论文标题
利用全球二进制口罩进行医学图像中的结构细分
Leveraging Global Binary Masks for Structure Segmentation in Medical Images
论文作者
论文摘要
用于医学图像分割的深度学习模型受输入图像的强度变化的高度影响,并且由于主要利用像素的强度信息进行推理而缺乏概括。获取足够的培训数据是限制模型应用程序的另一个挑战。我们提议利用器官解剖形状和医学图像中位置信息的一致性。我们引入了一个通过全球二进制掩码进行器官分割的框架,该框架利用了重复的解剖模式。研究了两种情况。1)全球二进制掩码是唯一的模型(即U-NET)输入,迫使独家编码器官的位置和形状信息进行分割/本地化。2)全球二进制掩码被作为额外的频道功能作为位置/形状线索的附加通道功能,以减轻训练数据障碍。大脑和心脏CT图像的两个数据集及其地面真相分别分别为(26:10:10)和(12:3:5)进行训练,验证和测试。仅对全球二进制面具进行培训,导致骰子得分为0.77(0.06)和0.85(0.04),平均欧几里得距离分别为3.12(1.43)mm和2.5(0.93)mm,相对于大脑和心脏结构的地面真相质量中心。结果表明,通过全球二进制面具编码了令人惊讶的位置和形状信息。相对于仅在训练数据的少数子集中训练的模型,相对于仅在CT图像上训练的模型,整合全球二进制面具的精度明显更高。 1-8个大脑和心脏数据集的训练案例分别提高了4.3-125.3%和1.3-48.1%。这些发现意味着利用全球二进制面具来构建可推广模型并弥补培训数据稀缺的优势。
Deep learning (DL) models for medical image segmentation are highly influenced by intensity variations of input images and lack generalization due to primarily utilizing pixels' intensity information for inference. Acquiring sufficient training data is another challenge limiting models' applications. We proposed to leverage the consistency of organs' anatomical shape and position information in medical images. We introduced a framework leveraging recurring anatomical patterns through global binary masks for organ segmentation. Two scenarios were studied.1) Global binary masks were the only model's (i.e.
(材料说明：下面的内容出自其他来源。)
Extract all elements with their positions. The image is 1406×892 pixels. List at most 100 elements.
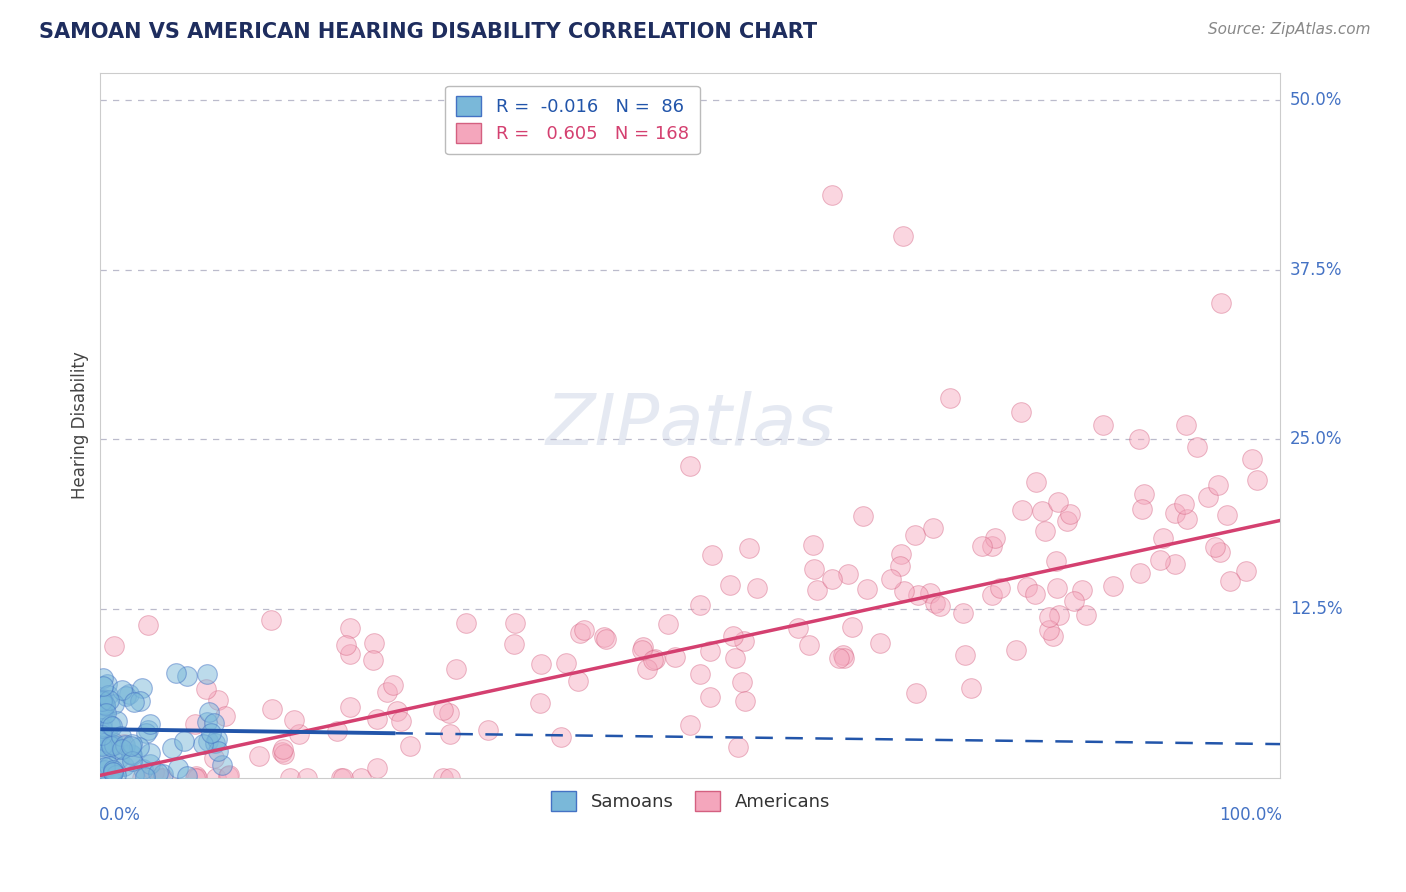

U-Net) input, forcing exclusively encoding organs' position and shape information for segmentation/localization.2) Global binary masks were incorporated as an additional channel functioning as position/shape clues to mitigate training data scarcity. Two datasets of the brain and heart CT images with their ground-truth were split into (26:10:10) and (12:3:5) for training, validation, and test respectively. Training exclusively on global binary masks led to Dice scores of 0.77(0.06) and 0.85(0.04), with the average Euclidian distance of 3.12(1.43)mm and 2.5(0.93)mm relative to the center of mass of the ground truth for the brain and heart structures respectively. The outcomes indicate that a surprising degree of position and shape information is encoded through global binary masks. Incorporating global binary masks led to significantly higher accuracy relative to the model trained on only CT images in small subsets of training data; the performance improved by 4.3-125.3% and 1.3-48.1% for 1-8 training cases of the brain and heart datasets respectively. The findings imply the advantages of utilizing global binary masks for building generalizable models and to compensate for training data scarcity.